Au vu de ce qui précède, je suis conforté dans ma vision du ménage : le sol devient nettement plus propre avec une panosse qu'avec une serpillière tellement commune ! Et comme dans trois jours le printemps sera arrivé, il sera grand temps de vous préparer une salade de dent-de-lion, avec des œufs et des lardons. Personnellement je n'aime pas, c'est trop amer à mon goût. Mais tout le monde me dit, dans nos contrées romandes que la salade de dent-de-lion est très nettement plus goûteuse que celle de pissenlit. Vous savez, ces fleurs jaunes très communes dans nos prés...

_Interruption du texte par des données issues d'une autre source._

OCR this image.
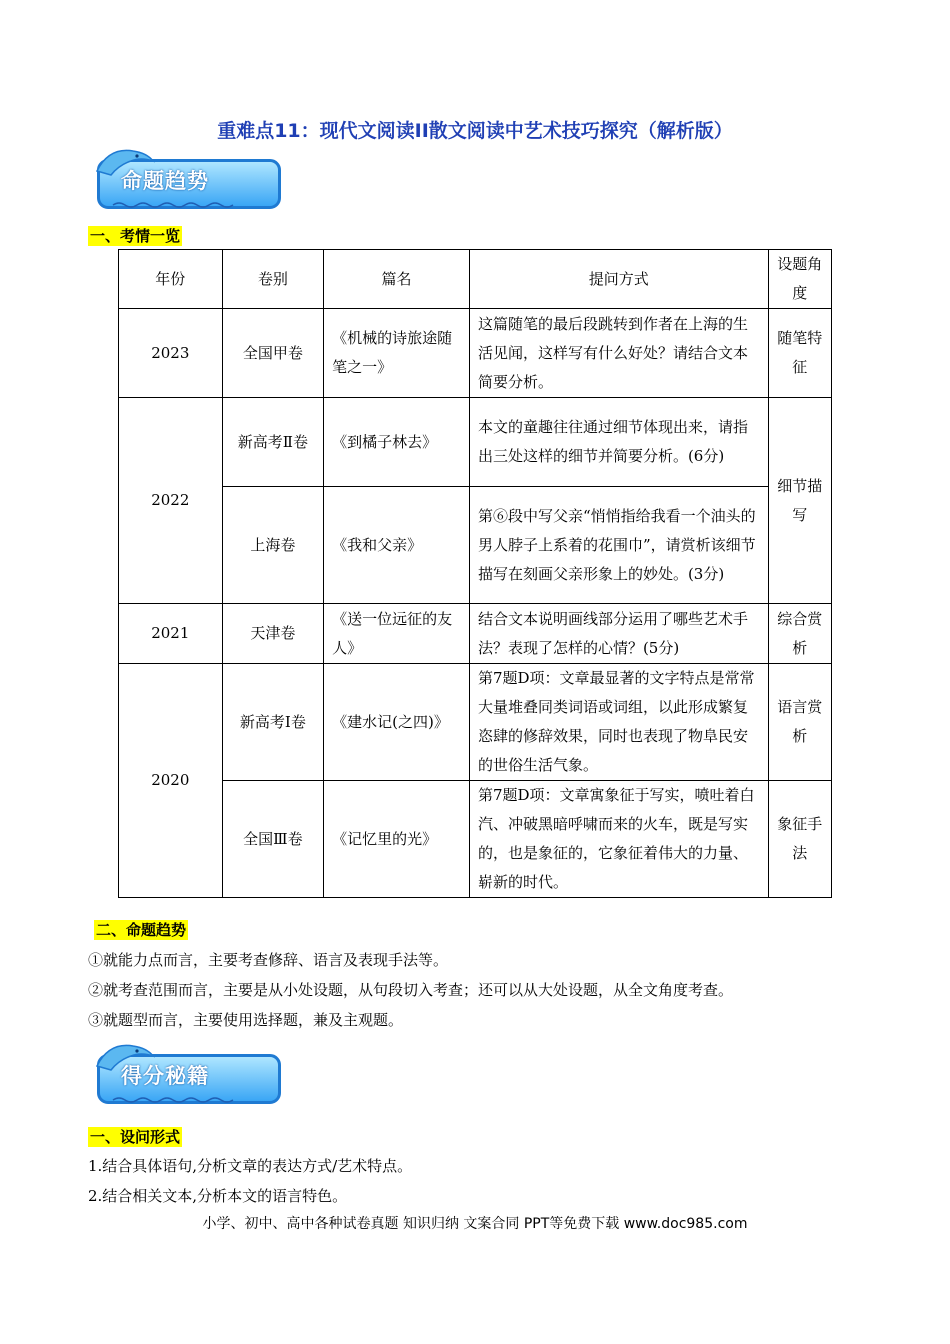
重难点11：现代文阅读II散文阅读中艺术技巧探究（解析版）
命题趋势
一、考情一览
年份	卷别	篇名	提问方式	设题角度
2023	全国甲卷	《机械的诗旅途随笔之一》	这篇随笔的最后段跳转到作者在上海的生活见闻，这样写有什么好处？请结合文本简要分析。	随笔特征
2022	新高考Ⅱ卷	《到橘子林去》	本文的童趣往往通过细节体现出来，请指出三处这样的细节并简要分析。(6分)	细节描写
	上海卷	《我和父亲》	第⑥段中写父亲“悄悄指给我看一个油头的男人脖子上系着的花围巾”，请赏析该细节描写在刻画父亲形象上的妙处。(3分)	
2021	天津卷	《送一位远征的友人》	结合文本说明画线部分运用了哪些艺术手法？表现了怎样的心情？(5分)	综合赏析
2020	新高考Ⅰ卷	《建水记(之四)》	第7题D项：文章最显著的文字特点是常常大量堆叠同类词语或词组，以此形成繁复恣肆的修辞效果，同时也表现了物阜民安的世俗生活气象。	语言赏析
	全国Ⅲ卷	《记忆里的光》	第7题D项：文章寓象征于写实，喷吐着白汽、冲破黑暗呼啸而来的火车，既是写实的，也是象征的，它象征着伟大的力量、崭新的时代。	象征手法
二、命题趋势
①就能力点而言，主要考查修辞、语言及表现手法等。
②就考查范围而言，主要是从小处设题，从句段切入考查；还可以从大处设题，从全文角度考查。
③就题型而言，主要使用选择题，兼及主观题。
得分秘籍
一、设问形式
1.结合具体语句,分析文章的表达方式/艺术特点。
2.结合相关文本,分析本文的语言特色。
小学、初中、高中各种试卷真题 知识归纳 文案合同 PPT等免费下载 www.doc985.com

Enfin, pour être très proches des Normands, je puis vous révéler une expression, du côté de la Basse Normandie, qui me réjouit : Le jour de la St-Sylvestre, alors que l'An nouveau approche à grands pas, ils vous disent sans broncher "qu'ils vont guetter les bouts d'ans !" C'est pas beau le français ?

27/07/2014

Etourderie ou incompétence ?

Depuis que les correcteurs ont quasiment disparu des rédactions, les journaux nous offrent à journée faite des exemples de ce que l'urgence alliée à l'étourderie ou l'incompétence (?) de certains journalistes fait écrire !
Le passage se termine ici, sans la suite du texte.